Methodological Innovations

The proposed M-LVC approach introduces several critical innovations through its handling of motion vectors (MVs) and residuals:

  1. Multiple Reference Frames: By incorporating multiple past frames as references, M-LVC significantly reduces the temporal redundancy in video sequences. Multiple hypotheses for predicting the current frame can be generated, and their combination forms a more accurate prediction ensemble.
  2. MV and Residual Compression: M-LVC employs two deep auto-encoders explicitly designed for compressing residuals and MVs. This compression is crucial as it reduces the spatial redundancy, further optimizing the storage and transmission size of the encoded data.
  3. MV Prediction and Refinement: The MV prediction network (MAMVP-Net) aligns information from previous frames to predict the current MV, minimizing coding costs. Furthermore, a MV refinement network compensates for any compression errors, ensuring higher accuracy in motion predictions.
  4. Residual Refinement: Supplementary networks refine the residuals post-compression, further reducing prediction errors and enhancing video quality through effective use of multiple reference frames.

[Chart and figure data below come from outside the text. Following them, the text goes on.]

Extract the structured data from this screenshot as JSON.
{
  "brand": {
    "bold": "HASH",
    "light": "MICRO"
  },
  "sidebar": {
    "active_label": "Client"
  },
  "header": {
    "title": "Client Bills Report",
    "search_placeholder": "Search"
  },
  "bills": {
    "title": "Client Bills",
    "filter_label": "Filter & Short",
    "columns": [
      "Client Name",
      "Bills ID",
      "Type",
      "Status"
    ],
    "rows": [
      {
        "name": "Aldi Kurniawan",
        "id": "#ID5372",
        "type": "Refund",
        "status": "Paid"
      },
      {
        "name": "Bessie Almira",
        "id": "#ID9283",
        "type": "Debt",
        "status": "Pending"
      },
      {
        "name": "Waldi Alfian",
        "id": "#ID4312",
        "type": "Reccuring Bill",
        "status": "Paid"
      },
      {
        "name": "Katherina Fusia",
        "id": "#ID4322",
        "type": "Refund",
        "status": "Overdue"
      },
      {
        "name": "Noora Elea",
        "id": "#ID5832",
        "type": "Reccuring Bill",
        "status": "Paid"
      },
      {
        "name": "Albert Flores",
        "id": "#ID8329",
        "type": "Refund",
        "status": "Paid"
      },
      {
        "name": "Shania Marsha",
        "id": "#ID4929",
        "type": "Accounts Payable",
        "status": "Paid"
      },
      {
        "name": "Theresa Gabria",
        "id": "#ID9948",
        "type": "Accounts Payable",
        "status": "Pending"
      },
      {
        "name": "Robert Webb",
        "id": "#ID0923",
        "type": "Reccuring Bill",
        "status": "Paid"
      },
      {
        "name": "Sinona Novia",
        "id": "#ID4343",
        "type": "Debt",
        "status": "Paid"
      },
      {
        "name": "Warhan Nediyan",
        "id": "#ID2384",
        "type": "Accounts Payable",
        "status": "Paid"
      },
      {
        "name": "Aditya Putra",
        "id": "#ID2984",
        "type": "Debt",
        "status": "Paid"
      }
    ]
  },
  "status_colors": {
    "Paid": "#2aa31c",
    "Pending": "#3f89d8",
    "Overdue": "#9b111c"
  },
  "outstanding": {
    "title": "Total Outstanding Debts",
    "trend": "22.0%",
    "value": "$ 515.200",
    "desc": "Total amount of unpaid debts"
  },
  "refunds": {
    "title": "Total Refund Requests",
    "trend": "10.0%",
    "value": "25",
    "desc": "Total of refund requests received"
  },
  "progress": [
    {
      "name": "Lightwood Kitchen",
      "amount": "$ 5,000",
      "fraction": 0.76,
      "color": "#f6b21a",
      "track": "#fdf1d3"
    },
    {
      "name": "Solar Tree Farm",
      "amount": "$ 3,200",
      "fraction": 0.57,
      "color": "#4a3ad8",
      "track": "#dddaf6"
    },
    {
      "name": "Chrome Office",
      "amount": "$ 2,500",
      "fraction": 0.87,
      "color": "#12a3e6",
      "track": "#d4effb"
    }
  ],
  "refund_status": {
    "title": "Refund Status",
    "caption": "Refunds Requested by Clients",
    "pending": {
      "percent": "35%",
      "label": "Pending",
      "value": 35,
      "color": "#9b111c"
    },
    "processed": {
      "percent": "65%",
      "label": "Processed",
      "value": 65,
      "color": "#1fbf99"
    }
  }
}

The entire system is integrated and trained using a unified rate-distortion loss function with a step-by-step training strategy, which systematically optimizes each component for a balanced rate-distortion tradeoff.

Experimental Validation

The experiments conducted validate M-LVC's superior performance against contemporary learned methods such as DVC and conventional video codecs like H.265. The paper reports that M-LVC consistently surpasses H.265 in terms of PSNR and MS-SSIM metrics across various test datasets, including UVG and HEVC Class B and D. Particularly noteworthy is the bitrate reduction achieved through the innovative use of multiple frames for prediction, which provides a substantial efficiency boost in low-latency video scenarios.

Implications and Future Directions

This paper posits a significant step forward in learned video compression, particularly for real-time applications that require low-latency processing. The ability to outperform H.265—a major industry-standard codec—illustrates the practical impact of integrating deep learning within video encoding standards. Conceptually, M-LVC also highlights the potential advantages of considering temporal context more broadly, potentially extending to scenarios like immersive media transmission and gaming.

Future work could involve further computational optimizations to enable real-time encoding on edge devices, a field where the encoding complexity of multiple frame references might pose computational challenges. Additionally, extending the scheme with more advanced entropy models or integrating with cutting-edge neural network architectures could yield further enhancements in compression ratios without sacrificing computational efficiency.

In summary, M-LVC stands as a robust model in learned video compression, demonstrating that increased temporal context through multiple frame predictions can significantly enhance both compression efficiency and the quality of reconstructed video, marking it as a salient contribution in the field of video processing.